Question 2: Key Actors / Stakeholders
- Governments, ministries, and local authorities are the primary actors.
- Communities and civil society organizations should conduct diagnostics, set priorities, advocate, and contribute to funding.
- Technical and international partners provide technical and financial support.
- Coordination between actors remains a challenge and requires capacity building.
- Strengthening state capacities and improving public management are essential.
Question 3: Approaches / Implementation Strategies
- Understand the real needs of communities before designing interventions.
- Solutions must be tailored to adults and not imposed top-down.

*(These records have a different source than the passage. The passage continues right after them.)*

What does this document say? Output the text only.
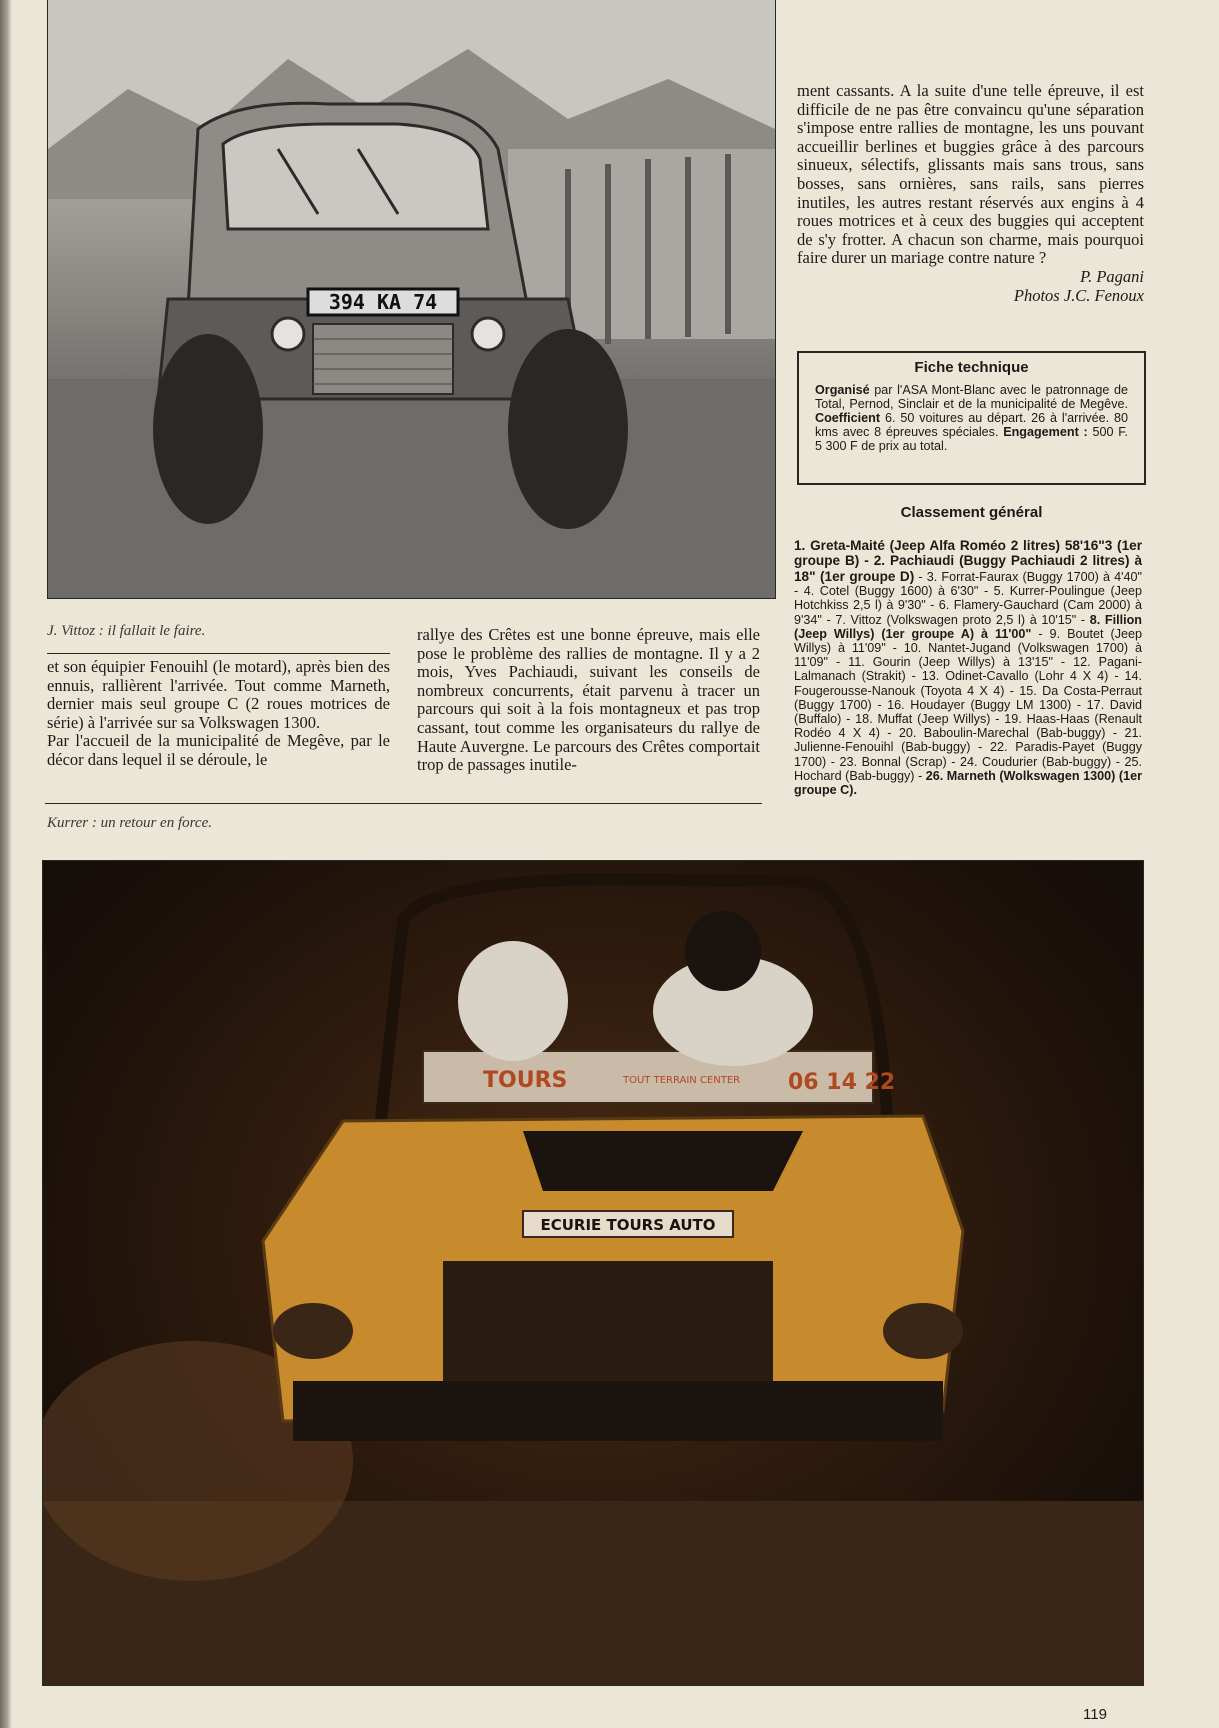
394 KA 74

ment cassants. A la suite d'une telle épreuve, il est difficile de ne pas être convaincu qu'une séparation s'impose entre rallies de montagne, les uns pouvant accueillir berlines et buggies grâce à des parcours sinueux, sélectifs, glissants mais sans trous, sans bosses, sans ornières, sans rails, sans pierres inutiles, les autres restant réservés aux engins à 4 roues motrices et à ceux des buggies qui acceptent de s'y frotter. A chacun son charme, mais pourquoi faire durer un mariage contre nature ?

P. Pagani

Photos J.C. Fenoux

Fiche technique
Organisé par l'ASA Mont-Blanc avec le patronnage de Total, Pernod, Sinclair et de la municipalité de Megêve. Coefficient 6. 50 voitures au départ. 26 à l'arrivée. 80 kms avec 8 épreuves spéciales. Engagement : 500 F. 5 300 F de prix au total.
Classement général
1. Greta-Maité (Jeep Alfa Roméo 2 litres) 58'16"3 (1er groupe B) - 2. Pachiaudi (Buggy Pachiaudi 2 litres) à 18" (1er groupe D) - 3. Forrat-Faurax (Buggy 1700) à 4'40" - 4. Cotel (Buggy 1600) à 6'30" - 5. Kurrer-Poulingue (Jeep Hotchkiss 2,5 l) à 9'30" - 6. Flamery-Gauchard (Cam 2000) à 9'34" - 7. Vittoz (Volkswagen proto 2,5 l) à 10'15" - 8. Fillion (Jeep Willys) (1er groupe A) à 11'00" - 9. Boutet (Jeep Willys) à 11'09" - 10. Nantet-Jugand (Volkswagen 1700) à 11'09" - 11. Gourin (Jeep Willys) à 13'15" - 12. Pagani-Lalmanach (Strakit) - 13. Odinet-Cavallo (Lohr 4 X 4) - 14. Fougerousse-Nanouk (Toyota 4 X 4) - 15. Da Costa-Perraut (Buggy 1700) - 16. Houdayer (Buggy LM 1300) - 17. David (Buffalo) - 18. Muffat (Jeep Willys) - 19. Haas-Haas (Renault Rodéo 4 X 4) - 20. Baboulin-Marechal (Bab-buggy) - 21. Julienne-Fenouihl (Bab-buggy) - 22. Paradis-Payet (Buggy 1700) - 23. Bonnal (Scrap) - 24. Coudurier (Bab-buggy) - 25. Hochard (Bab-buggy) - 26. Marneth (Wolkswagen 1300) (1er groupe C).
J. Vittoz : il fallait le faire.

et son équipier Fenouihl (le motard), après bien des ennuis, rallièrent l'arrivée. Tout comme Marneth, dernier mais seul groupe C (2 roues motrices de série) à l'arrivée sur sa Volkswagen 1300.

Par l'accueil de la municipalité de Megêve, par le décor dans lequel il se déroule, le

rallye des Crêtes est une bonne épreuve, mais elle pose le problème des rallies de montagne. Il y a 2 mois, Yves Pachiaudi, suivant les conseils de nombreux concurrents, était parvenu à tracer un parcours qui soit à la fois montagneux et pas trop cassant, tout comme les organisateurs du rallye de Haute Auvergne. Le parcours des Crêtes comportait trop de passages inutile-

Kurrer : un retour en force.
TOURS	TOUT TERRAIN CENTER 06 14 22
ECURIE TOURS AUTO
119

- Adult education should start from locally expressed needs to ensure relevance and effectiveness.
- Programs should be context-specific and demand-driven.
- Engage adult learners actively in the design and delivery of programs.
- Consider cultural, social, and economic factors to improve accessibility and impact.
- Monitoring and evaluation should guide continuous improvement of adult education initiatives.
Conclusion
The webinar highlighted the critical importance of sustainable financing, multi-stakeholder collaboration, and community-centered approaches in advancing adult learning and education across Africa. Participants emphasized that adult education must be integrated into national policies, supported by allocated funding to the sub-sector, and guided by evidence-based advocacy. Effective implementation requires the active involvement of governments, local communities, civil society, and international partners, with programs designed to respond to the real needs of adult learners.
By combining policy commitment, innovative funding mechanisms, and participatory approaches, stakeholders can ensure that adult education contributes to social and economic development, enhances human capital, and empowers communities. Moving forward, continued collaboration, capacity building, and the use of digital platforms like Moja will be essential to expand networks, share knowledge, and scale impactful initiatives continent-wide.
The use of digital tools like the Moja platform further supports the exchange of knowledge and scaling of initiatives across regions.
The webinar concluded with plans for a follow-up session on funding strategies, through another webinar, scheduled for October 28th, 2025 which, will regroup all ALE stakeholders in Africa and will be an opportunity for Pamoja Education to share her experiences with all.